Афинянка улыбнулась.
– Ты служишь одному из супругов, а Апелеес никак не может разорваться меж ними. Моей матери он все уши прожужжал о своём желании изобразить Афродиту Анадиомену, Пенорождённую, но стоило на востоке забряцать оружию, как он, бросив все дела, сорвался на войну, как в море со скалы прыгнул.
– Увы, это так, – развёл руками художник, – увлекающийся я человек. Не могу сидеть на месте. Может потому мой удел – холст, что он не приковывает меня к одному городу, подобно мастерской скульптора. К тому же, я вечно стеснён в средствах, отливка статуи в человеческий рост – мне была бы не по карману. Кстати, Лисипп, а какой величины ты замыслил памятник Александру?

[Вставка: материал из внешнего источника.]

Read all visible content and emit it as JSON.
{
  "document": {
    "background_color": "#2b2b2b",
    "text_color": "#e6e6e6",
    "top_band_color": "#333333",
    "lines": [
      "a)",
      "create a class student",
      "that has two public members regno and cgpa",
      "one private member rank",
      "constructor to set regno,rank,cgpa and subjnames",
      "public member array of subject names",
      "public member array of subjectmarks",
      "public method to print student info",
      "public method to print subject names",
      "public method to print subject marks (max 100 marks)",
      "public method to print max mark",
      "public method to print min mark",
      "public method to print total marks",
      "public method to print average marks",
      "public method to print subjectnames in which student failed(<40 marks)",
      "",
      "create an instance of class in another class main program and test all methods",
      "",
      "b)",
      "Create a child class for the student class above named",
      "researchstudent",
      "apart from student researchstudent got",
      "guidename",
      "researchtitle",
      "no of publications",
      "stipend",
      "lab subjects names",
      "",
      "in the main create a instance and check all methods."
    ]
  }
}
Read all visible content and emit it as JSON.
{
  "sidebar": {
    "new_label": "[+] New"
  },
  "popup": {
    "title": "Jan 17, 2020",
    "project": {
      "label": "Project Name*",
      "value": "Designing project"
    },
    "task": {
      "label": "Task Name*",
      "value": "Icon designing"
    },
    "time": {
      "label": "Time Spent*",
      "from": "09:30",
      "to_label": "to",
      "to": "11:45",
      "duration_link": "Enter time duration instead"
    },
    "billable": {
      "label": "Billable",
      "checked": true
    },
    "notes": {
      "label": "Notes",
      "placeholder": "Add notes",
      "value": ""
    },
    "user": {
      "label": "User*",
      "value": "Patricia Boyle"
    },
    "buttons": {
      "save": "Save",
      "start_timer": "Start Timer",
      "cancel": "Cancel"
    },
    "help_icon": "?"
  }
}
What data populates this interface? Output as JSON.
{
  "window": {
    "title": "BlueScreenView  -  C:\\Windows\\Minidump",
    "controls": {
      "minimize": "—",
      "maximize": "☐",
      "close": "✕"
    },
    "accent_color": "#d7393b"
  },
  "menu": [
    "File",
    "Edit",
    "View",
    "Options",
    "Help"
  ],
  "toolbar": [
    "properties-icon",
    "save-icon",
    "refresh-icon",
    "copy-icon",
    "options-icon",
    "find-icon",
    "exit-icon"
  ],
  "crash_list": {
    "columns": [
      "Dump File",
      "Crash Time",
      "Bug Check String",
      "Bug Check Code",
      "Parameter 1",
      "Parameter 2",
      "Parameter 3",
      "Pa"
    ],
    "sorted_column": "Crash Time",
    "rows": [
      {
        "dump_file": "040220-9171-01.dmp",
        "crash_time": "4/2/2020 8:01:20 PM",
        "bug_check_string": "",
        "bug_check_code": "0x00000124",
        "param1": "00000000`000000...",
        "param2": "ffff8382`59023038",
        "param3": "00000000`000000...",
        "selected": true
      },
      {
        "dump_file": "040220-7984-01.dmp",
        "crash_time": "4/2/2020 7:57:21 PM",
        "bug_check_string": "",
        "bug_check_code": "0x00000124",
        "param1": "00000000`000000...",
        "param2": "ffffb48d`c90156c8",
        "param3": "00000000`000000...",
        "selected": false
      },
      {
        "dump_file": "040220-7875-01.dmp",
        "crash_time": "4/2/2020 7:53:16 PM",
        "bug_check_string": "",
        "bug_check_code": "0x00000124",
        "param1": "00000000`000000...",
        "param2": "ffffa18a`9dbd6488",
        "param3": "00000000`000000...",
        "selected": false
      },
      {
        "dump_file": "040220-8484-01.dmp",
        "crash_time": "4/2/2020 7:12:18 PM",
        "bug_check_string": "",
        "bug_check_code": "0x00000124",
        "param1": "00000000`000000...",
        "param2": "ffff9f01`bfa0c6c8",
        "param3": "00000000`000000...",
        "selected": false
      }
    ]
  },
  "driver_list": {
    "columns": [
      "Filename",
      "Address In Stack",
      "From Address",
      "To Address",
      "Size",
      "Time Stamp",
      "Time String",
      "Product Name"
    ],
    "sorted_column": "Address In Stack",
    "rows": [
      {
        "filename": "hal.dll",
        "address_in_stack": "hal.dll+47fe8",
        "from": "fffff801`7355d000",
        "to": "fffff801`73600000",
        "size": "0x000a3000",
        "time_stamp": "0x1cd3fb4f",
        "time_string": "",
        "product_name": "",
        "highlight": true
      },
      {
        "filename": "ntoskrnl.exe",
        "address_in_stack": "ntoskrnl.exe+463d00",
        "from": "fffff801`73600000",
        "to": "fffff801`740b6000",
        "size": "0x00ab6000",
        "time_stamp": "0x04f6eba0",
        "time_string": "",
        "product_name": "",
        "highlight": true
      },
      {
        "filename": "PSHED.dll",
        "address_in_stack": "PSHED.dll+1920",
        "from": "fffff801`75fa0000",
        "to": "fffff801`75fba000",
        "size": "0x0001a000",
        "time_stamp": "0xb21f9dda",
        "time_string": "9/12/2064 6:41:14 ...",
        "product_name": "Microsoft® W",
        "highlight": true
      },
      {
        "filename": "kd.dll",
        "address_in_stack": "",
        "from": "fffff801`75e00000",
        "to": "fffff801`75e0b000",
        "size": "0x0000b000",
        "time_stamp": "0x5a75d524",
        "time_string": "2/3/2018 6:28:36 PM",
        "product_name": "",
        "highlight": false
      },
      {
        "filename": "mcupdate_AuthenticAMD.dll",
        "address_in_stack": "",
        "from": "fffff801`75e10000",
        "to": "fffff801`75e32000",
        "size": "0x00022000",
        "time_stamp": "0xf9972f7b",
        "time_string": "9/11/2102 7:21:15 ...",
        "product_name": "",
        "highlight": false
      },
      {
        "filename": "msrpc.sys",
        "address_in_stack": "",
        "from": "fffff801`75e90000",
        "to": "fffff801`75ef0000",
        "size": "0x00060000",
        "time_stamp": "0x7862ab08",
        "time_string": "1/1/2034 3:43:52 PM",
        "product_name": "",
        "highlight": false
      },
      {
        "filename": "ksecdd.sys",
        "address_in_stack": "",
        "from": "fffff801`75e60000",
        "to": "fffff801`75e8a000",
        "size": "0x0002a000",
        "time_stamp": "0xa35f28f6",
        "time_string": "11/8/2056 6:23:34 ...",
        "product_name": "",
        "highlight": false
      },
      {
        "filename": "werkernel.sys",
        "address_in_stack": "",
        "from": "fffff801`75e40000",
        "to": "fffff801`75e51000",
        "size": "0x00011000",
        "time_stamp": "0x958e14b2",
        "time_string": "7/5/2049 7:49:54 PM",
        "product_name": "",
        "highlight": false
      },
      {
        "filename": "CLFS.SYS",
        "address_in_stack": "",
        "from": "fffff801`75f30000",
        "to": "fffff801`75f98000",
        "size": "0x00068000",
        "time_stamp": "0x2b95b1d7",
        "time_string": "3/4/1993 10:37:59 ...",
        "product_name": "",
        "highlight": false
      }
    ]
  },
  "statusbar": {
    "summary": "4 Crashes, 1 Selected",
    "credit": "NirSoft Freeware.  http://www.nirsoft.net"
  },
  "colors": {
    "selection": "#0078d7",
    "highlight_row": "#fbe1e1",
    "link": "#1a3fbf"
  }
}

– Как можно больше. Это сражение захватило дух и уже несколько месяцев не даёт мне покоя. Однако, ты прав, насчёт средств. Я замыслил отлить мой «Граник» в коринфской меди, чтобы не тускнеющий золотистый оттенок бросался в глаза с любого расстояния. Но затраты предстоят чудовищные, ведь медь, золото и серебро требуются почти в равных долях. Вряд ли всех моих накоплений хватило бы даже на половину фигур в человеческий рост. Антигон, мой заказчик, так же не обладал свободными средствами и мог себе позволить лишь одну статую Александра. В лучшем случае – конную. Я уже решил было отказаться от этой затеи, но совсем недавно из Сард прибыл Менелай, сын Лага и привезённые им вести вновь пробудили надежду.